A High Court ruling that a gay Ugandan woman was wrongly removed and should return to the UK could open the door to thousands of similar claims.

The Home Office has said it will challenge the unprecedented verdict after a judge in PN v The Secretary of State for the Home Department [2019] EWHC 1616 (Admin) (24 June 2019) ruled that the decision to reject the woman’s claim for asylum was unlawful. The court declared that the government department must locate and return the Ugandan woman to the UK.

The 25-year-old was removed from the UK in 2013 on the grounds that the Home Office did not believe she was gay. She had arrived in the country just two years earlier to seek asylum on the basis that her sexuality meant she would face persecution in her home country.
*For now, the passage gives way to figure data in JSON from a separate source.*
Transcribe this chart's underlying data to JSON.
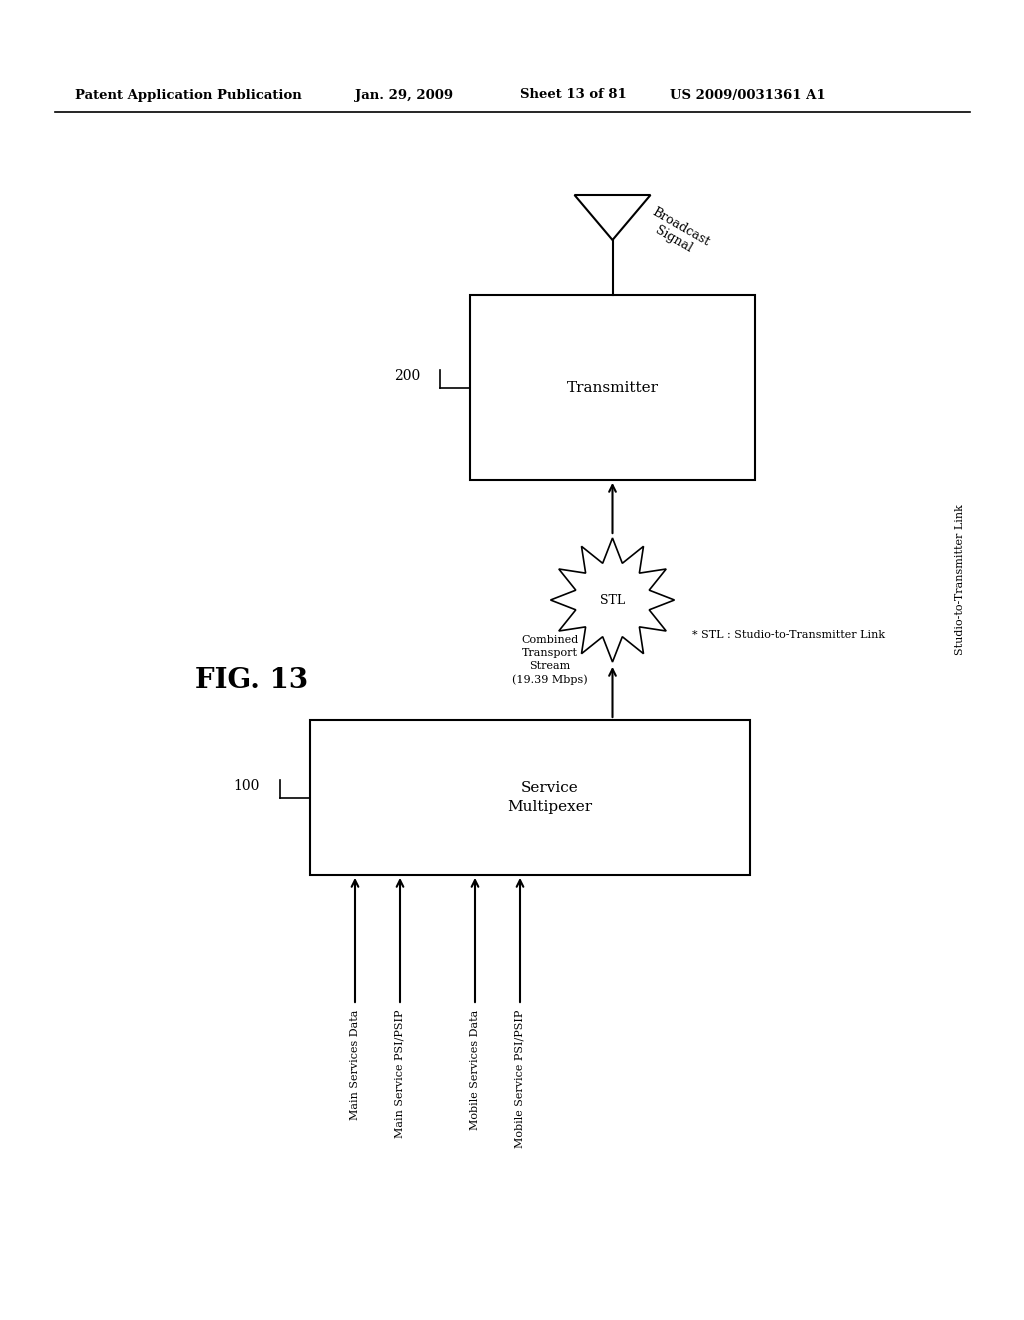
{
  "title_header": "Patent Application Publication",
  "date_header": "Jan. 29, 2009",
  "sheet_header": "Sheet 13 of 81",
  "patent_header": "US 2009/0031361 A1",
  "fig_label": "FIG. 13",
  "bg_color": "#ffffff",
  "box1_label": "Service\nMultipexer",
  "box1_ref": "100",
  "box2_label": "Transmitter",
  "box2_ref": "200",
  "stl_label": "STL",
  "stl_note": "* STL : Studio-to-Transmitter Link",
  "combined_stream_label": "Combined\nTransport\nStream\n(19.39 Mbps)",
  "broadcast_label": "Broadcast\nSignal",
  "stl_side_label": "Studio-to-Transmitter Link",
  "inputs": [
    "Main Services Data",
    "Main Service PSI/PSIP",
    "Mobile Services Data",
    "Mobile Service PSI/PSIP"
  ]
}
The High Court judge ruled that the lady had not been allowed sufficient time to gather evidence in order to support her case and declared the process to remove her as unfair.

Thousands of cases decided under the “detained fast-track system”

The woman’s case was just one of thousands determined by the Home Office’s detained fast-track system which was in operation for a decade from 2005 onward. The process was scrapped after the High Court ruled it was “structurally unfair”.

The case, which was the first of its kind to be brought, could pave the way for thousands of similar challenges. The fast-track system was deemed unjust because it did not allow enough time for evidence to be obtained, or for lawyers representing asylum seekers to take instructions, translate documents and prepare statements.

Campaign group Detention Action likened the case to the Windrush scandal in that thousands of people had been unlawfully removed from the UK.

Home Office to appeal

The Home Office has sought permission to appeal the ruling which was published on June 24th. The court will decide whether to accept the application to appeal the decision which campaigners have described as a “cover-up” attempt by the government.